Desde lo personal, la identificación de los restos de su cuñado le generó a Cecilia Parrile sensaciones contradictorias. Así lo describió en Oral y Público: “todo el mundo dice que produce mucho alivio recuperar los restos para la familia, pero para mí fue una situación de mucha angustia, sentí más angustia que alivio. Lo único que me permitió sobrellevar esto fue pensar en el aporte que esto significaba en términos de búsqueda de verdad y justicia. Pero la confirmación y toda la información que se devela a partir del informe del Equipo de Antropología Forense, como que haya sido fusilado a través de un disparo en la nuca, no es una información que a mí me haya producido alivio, sino más bien todo lo contrario”.
Para la querellante y testigo de este causa todavía hay resabios de miedo en Tucumán: “es una provincia en la que han desaparecido familias completas, y esto va a llevar un tiempo más largo, todavía a lo mejor necesitamos trabajar y recuperar muchas cosas para poder decir que ya no hay resabios de miedo en la provincia. Creo que siguen existiendo, y por eso es tan valorable desde mi punto de vista, porque soy familiar, querellante y testigo en esta causa, lo que hacen los tucumanos en este momento, porque no es fácil sobreponerse al desastre que dejó la dictadura por un lado, y la gestión posterior del genocida (Antonio Domingo) Bussi, como gobernador electo de esa provincia. Creo que un pueblo no se recupera en pocos años de semejante desastre vivido. Lo que yo lamento profundamente es que Bussi haya tenido el beneficio de la impunidad biológica, que se haya muerto sin haber sido condenado en su provincia. El recibió condena solo por la causa Vargas Aignasse. Yo hubiera preferido en este momento que hubiera tenido una larga vida, que hubiera podido estar sentado en el tribunal ahora junto a los otros genocidas que se están juzgando en esta causa”.

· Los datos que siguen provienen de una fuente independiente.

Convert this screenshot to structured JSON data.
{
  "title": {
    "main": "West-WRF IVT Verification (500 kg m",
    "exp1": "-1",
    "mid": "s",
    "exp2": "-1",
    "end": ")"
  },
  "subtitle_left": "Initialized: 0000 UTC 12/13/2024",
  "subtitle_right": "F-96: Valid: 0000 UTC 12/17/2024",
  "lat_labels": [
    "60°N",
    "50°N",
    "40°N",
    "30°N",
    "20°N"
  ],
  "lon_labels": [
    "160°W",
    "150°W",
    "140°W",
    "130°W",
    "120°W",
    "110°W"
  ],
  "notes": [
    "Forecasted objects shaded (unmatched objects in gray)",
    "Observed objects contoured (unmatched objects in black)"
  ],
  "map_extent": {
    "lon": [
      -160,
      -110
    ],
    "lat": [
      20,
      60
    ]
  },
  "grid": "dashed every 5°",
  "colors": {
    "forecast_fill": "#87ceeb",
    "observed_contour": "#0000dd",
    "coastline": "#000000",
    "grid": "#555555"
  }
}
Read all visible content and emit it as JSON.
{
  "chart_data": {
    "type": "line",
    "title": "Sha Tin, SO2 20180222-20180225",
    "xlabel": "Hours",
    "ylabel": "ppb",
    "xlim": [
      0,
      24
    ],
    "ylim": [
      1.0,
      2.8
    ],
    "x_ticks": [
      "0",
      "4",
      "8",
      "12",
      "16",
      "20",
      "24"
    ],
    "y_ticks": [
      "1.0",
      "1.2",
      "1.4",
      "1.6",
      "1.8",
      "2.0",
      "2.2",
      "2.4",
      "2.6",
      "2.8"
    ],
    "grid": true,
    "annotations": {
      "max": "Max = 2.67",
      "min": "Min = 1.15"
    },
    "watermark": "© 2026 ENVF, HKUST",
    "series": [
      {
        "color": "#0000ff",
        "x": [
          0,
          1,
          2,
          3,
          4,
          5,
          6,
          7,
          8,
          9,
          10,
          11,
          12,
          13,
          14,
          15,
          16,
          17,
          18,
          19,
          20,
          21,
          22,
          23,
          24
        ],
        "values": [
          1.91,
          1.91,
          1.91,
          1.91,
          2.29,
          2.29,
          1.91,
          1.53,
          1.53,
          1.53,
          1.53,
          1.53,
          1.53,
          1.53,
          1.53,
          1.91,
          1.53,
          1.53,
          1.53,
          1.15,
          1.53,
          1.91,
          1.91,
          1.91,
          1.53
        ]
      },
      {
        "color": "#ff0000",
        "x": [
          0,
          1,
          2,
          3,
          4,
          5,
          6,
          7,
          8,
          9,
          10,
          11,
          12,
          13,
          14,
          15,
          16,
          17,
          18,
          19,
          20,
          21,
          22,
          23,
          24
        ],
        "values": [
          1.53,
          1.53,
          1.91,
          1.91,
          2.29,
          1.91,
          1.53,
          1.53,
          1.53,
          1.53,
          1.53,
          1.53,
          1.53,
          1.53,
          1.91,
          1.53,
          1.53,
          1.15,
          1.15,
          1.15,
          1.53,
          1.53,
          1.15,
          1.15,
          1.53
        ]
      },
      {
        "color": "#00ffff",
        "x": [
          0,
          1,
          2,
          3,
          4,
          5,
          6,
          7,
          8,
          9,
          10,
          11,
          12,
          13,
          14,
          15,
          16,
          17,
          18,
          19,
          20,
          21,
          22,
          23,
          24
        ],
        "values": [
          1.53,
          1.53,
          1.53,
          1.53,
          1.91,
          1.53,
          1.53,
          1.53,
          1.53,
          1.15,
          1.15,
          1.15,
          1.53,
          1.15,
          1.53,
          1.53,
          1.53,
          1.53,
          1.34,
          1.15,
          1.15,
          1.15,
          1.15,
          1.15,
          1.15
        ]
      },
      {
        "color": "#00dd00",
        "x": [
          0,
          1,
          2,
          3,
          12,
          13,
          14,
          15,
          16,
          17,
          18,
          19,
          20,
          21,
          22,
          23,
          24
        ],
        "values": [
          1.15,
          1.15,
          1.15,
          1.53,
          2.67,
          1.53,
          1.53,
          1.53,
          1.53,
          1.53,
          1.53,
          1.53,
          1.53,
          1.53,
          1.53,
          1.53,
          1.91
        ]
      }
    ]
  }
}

Respecto al inicio del juicio, Parrile afirmó que esperaba este momento desde hace más de 35  años: “pero no por muy esperado es sencillo, sino más bien todo lo contrario. Durante mucho tiempo descreí de la justicia burguesa por mi posicionamiento ideológico, no es que ahora crea que es la mejor alternativa sino que creo que es la única posible en este momento”. En este contexto, Parrile afirmó estar dispuesta a hacer todo lo posible para que cada uno de los genocidas termine en una cárcel común de cumplimiento efectivo.